Importing 617 East Bay Trails: Geospatial Clustering and Path Assembly

The East Bay Regional Parks District maintains a GeoJSON dataset of trails across its 73 parks. At face value it’s a straightforward import: read the file, generate a record per trail. In practice, the geometry is a bag of disconnected LineString segments that need substantial reassembly before they’re useful.

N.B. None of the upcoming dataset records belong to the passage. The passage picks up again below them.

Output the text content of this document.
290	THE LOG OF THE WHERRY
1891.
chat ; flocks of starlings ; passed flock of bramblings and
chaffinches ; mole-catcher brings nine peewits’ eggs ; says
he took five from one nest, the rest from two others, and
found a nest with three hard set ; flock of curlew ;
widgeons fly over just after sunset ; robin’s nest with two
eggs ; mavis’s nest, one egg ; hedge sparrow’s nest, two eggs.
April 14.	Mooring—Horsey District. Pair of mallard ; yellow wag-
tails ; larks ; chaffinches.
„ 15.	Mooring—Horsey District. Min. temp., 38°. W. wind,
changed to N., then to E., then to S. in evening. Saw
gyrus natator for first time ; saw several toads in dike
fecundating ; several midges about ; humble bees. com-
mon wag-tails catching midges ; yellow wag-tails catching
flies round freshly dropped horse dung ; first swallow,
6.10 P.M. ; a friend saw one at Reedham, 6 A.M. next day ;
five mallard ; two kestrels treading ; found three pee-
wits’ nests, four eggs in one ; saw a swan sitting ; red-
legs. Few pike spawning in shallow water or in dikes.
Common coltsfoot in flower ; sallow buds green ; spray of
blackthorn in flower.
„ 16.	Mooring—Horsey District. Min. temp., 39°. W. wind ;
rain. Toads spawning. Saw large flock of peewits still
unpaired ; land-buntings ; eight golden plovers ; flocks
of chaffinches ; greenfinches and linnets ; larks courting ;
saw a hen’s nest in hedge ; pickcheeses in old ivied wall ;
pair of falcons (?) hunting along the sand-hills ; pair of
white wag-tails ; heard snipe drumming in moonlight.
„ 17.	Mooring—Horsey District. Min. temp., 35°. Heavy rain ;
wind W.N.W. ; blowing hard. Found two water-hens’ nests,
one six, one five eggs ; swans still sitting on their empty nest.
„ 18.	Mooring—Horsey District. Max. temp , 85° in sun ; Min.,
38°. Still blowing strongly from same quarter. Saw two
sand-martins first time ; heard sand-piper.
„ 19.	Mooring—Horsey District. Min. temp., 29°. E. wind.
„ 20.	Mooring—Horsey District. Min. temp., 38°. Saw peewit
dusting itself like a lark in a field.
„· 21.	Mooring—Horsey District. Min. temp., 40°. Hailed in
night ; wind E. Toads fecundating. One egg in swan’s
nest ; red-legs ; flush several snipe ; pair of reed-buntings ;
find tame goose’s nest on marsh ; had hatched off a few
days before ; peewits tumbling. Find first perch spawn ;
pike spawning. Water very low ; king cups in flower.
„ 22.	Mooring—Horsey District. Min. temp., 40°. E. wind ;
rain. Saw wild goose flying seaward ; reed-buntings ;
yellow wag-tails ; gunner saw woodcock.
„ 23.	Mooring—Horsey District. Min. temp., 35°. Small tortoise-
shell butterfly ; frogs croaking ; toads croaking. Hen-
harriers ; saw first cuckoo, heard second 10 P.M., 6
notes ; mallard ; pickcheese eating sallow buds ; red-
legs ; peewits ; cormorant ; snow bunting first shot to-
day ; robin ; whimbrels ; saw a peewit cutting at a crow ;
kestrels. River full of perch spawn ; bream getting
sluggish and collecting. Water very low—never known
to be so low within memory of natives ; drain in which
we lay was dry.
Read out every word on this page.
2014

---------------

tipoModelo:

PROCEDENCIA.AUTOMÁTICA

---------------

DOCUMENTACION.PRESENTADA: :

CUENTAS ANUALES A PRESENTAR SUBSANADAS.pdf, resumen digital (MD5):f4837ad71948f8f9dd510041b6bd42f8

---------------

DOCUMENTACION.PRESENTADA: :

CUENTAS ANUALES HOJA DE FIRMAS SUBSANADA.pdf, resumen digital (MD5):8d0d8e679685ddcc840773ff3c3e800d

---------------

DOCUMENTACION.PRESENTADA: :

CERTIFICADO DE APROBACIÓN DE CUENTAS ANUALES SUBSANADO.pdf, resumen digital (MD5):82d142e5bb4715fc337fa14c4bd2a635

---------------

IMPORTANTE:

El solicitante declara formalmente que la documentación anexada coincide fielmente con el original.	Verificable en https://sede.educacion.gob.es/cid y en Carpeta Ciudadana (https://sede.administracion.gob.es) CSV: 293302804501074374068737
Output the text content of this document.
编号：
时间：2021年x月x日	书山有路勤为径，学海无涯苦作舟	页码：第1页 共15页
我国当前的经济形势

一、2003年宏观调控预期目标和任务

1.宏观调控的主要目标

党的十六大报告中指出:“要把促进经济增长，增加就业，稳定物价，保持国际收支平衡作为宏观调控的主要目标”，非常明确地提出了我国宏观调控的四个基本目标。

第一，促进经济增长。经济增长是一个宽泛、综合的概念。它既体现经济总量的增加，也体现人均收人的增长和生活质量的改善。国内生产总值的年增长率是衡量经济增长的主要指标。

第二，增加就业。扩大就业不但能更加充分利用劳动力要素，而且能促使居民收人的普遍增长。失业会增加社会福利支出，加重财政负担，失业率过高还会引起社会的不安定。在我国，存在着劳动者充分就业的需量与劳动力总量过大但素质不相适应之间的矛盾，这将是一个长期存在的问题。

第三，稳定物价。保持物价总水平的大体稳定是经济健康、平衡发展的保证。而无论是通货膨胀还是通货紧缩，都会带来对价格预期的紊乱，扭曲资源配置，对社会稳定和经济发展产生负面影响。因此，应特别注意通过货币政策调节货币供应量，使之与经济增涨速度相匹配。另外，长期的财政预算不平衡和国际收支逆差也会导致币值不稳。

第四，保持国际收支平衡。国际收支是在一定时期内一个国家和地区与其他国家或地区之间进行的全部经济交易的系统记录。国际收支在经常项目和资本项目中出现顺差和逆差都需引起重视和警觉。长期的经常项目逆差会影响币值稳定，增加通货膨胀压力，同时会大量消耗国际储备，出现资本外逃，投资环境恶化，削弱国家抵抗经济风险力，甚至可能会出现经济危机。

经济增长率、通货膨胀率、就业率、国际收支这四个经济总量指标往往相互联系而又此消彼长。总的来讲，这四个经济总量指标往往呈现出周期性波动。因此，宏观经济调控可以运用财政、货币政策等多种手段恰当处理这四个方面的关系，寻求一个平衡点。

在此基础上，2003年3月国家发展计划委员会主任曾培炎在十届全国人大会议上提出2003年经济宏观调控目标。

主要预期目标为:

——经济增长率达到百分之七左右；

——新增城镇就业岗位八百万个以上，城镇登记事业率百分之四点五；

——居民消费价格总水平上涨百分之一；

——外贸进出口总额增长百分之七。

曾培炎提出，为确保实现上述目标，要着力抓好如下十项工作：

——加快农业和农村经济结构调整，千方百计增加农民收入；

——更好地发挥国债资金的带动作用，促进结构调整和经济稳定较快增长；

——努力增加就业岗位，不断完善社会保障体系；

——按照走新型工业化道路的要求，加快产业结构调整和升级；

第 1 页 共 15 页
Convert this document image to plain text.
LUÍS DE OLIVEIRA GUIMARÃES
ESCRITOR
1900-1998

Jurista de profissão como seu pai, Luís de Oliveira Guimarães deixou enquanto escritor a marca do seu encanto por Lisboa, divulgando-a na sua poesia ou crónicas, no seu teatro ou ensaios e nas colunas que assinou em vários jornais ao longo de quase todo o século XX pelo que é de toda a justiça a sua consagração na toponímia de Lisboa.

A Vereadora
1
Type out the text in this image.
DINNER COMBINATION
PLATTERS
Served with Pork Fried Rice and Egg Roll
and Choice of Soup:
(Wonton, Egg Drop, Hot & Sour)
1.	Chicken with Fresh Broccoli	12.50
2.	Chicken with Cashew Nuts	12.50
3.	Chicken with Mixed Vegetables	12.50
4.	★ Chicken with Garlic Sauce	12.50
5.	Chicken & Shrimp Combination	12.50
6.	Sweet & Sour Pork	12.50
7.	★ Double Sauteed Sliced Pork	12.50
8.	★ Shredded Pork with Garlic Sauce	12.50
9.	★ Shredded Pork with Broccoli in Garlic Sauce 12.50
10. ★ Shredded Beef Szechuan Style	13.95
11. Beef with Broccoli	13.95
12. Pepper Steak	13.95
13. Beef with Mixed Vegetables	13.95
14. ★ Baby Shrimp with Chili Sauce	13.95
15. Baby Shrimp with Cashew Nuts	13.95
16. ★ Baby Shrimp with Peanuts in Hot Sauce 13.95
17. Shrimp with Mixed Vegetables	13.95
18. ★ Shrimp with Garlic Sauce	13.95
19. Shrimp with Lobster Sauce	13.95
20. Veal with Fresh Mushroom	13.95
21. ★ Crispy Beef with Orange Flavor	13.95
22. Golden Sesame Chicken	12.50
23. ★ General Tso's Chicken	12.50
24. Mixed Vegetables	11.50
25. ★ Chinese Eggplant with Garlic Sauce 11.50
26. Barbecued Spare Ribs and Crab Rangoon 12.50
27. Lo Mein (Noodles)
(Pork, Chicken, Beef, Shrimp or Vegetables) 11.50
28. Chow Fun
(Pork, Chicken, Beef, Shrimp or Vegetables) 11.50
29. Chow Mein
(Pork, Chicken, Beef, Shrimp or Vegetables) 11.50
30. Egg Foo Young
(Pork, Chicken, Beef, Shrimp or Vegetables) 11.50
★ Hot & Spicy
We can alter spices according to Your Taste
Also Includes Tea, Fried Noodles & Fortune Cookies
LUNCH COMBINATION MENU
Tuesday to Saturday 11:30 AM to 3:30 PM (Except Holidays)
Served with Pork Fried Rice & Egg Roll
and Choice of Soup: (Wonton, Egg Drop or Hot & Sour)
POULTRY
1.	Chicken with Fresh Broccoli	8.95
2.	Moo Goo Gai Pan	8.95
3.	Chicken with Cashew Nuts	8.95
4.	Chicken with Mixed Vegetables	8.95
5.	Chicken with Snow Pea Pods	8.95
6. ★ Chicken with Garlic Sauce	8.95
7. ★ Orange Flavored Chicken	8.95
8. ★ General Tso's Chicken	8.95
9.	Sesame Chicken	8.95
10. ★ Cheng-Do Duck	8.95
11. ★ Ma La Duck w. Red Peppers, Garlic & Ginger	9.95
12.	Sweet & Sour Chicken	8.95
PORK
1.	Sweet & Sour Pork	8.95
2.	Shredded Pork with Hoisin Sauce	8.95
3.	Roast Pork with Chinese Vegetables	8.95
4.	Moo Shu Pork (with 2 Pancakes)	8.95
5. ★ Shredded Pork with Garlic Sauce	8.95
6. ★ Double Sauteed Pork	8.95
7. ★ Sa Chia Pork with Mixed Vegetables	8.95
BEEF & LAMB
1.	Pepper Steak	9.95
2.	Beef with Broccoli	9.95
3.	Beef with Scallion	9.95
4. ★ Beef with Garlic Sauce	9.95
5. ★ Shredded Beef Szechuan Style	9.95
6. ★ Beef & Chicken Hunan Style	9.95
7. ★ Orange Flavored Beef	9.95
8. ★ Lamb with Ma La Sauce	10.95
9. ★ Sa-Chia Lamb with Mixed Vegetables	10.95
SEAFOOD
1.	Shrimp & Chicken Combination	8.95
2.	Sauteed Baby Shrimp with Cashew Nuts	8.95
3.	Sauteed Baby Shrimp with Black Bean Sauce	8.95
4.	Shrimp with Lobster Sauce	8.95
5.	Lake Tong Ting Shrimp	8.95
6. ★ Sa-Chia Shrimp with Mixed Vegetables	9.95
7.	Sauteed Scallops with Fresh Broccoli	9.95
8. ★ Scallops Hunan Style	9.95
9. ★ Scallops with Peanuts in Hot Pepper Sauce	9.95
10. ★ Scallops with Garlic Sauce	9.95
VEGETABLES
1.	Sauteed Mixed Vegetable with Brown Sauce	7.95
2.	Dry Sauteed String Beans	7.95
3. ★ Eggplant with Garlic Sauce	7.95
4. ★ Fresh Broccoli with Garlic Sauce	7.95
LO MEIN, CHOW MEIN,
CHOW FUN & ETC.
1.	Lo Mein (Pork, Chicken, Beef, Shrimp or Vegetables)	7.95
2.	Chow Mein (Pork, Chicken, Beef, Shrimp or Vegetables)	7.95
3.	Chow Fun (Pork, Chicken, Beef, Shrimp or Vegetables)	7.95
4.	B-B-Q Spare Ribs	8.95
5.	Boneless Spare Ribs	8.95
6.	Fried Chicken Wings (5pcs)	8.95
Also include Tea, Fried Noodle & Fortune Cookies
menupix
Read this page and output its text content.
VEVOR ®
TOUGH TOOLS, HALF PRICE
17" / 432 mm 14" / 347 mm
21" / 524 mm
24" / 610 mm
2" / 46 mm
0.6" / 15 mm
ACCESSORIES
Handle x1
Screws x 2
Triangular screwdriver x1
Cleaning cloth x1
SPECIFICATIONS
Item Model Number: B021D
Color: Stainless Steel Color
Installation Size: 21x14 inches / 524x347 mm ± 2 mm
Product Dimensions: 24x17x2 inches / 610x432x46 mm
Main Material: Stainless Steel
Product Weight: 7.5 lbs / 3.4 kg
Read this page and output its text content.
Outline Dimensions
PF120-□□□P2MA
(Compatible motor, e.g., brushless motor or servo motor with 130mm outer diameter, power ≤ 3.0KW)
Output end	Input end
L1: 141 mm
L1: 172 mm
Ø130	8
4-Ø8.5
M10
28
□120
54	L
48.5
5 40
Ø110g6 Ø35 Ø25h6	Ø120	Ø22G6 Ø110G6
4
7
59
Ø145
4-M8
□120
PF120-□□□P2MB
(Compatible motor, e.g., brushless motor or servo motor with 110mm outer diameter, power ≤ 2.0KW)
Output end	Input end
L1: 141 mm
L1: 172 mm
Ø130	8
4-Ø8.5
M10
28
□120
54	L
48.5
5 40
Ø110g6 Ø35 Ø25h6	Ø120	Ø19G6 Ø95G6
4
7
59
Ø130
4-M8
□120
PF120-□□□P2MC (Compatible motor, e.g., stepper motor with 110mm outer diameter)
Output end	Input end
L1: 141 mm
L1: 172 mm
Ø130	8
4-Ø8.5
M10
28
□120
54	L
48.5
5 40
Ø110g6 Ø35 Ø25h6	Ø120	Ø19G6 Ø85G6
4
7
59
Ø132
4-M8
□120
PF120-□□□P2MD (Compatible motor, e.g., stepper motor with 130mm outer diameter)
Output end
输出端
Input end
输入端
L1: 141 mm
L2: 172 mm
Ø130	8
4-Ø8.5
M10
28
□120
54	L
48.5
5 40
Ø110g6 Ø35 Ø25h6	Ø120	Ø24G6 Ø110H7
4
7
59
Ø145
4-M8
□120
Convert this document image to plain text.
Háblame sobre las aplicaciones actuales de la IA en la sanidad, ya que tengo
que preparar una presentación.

The two main problems are:

Same-named trails in different parks. “Ridge Trail” appears in a dozen parks. A naive import would merge all those segments into a single incoherent path spanning the entire East Bay.
Fragmented trail segments. A single trail is often split into dozens of LineString features by intersections, park boundaries, or quirks of how the data was captured. They need to be chained back into a coherent route.

Here’s how I solved both.

Step 1: Geographic Clustering with Union-Find

Before chaining segments, I need to separate same-named trails by location. The approach: if two segments with the same name are within 1.5 km of each other (endpoint-to-endpoint), treat them as part of the same trail. Otherwise, they’re distinct trails that happen to share a name.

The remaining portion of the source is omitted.